All of this represents the great civilizing paradox of our time: we are children of the Enlightenment that demanded the dignity of the human being above authoritarian regimes and pre-modern injustices, but we endorse an ethnocracy—the Jewish one—that has extended its status asenemy even the Christians who for centuries mistreated them as much or more than the Muslims they now attack in Gaza and the West Bank.
Reread About Palestine, by Hannah Arendt, is even more devastating. From the German thinker exiled in the United States in 1941, we remember the report on the Nazi trials, the memorable Eichmann in Jerusalem: A Report on the Banality of EvilLess well-known are her 1944 texts on the Palestinian question, written in the wake of the Zionist project to found a state on Palestinian territory. Arendt, who initially supported the initiative, warned in her texts that Palestinian refugees must be protected and coexistence between the two peoples ensured before settling in an already inhabited land. Her recommendations today become cruel premonitions about Israel's authoritarian drift in the conflict.

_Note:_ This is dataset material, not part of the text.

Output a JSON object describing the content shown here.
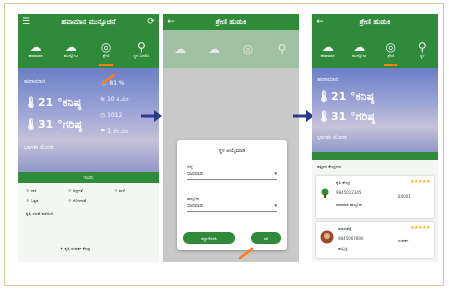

It must be said clearly. The current scenario is a historic decision, one that has placed obstacles in the way for decades—with exceptions such as the periods of government of Yitzhak Rabin and Ehud Barak. A radical path is chosen in the face of the "Zionist trilemma" with which Israeli society has coexisted since its founding: to be a nation-state of Jewish confession, to define itself as a full democracy, while simultaneously exercising warmongering authoritarianism. History will judge the final decision properly, because it was made by a single man on behalf of an entire people and buried de facto the original democratic will. By denouncing the guilty, we ensure that the innocent are not made to pay for the guilty.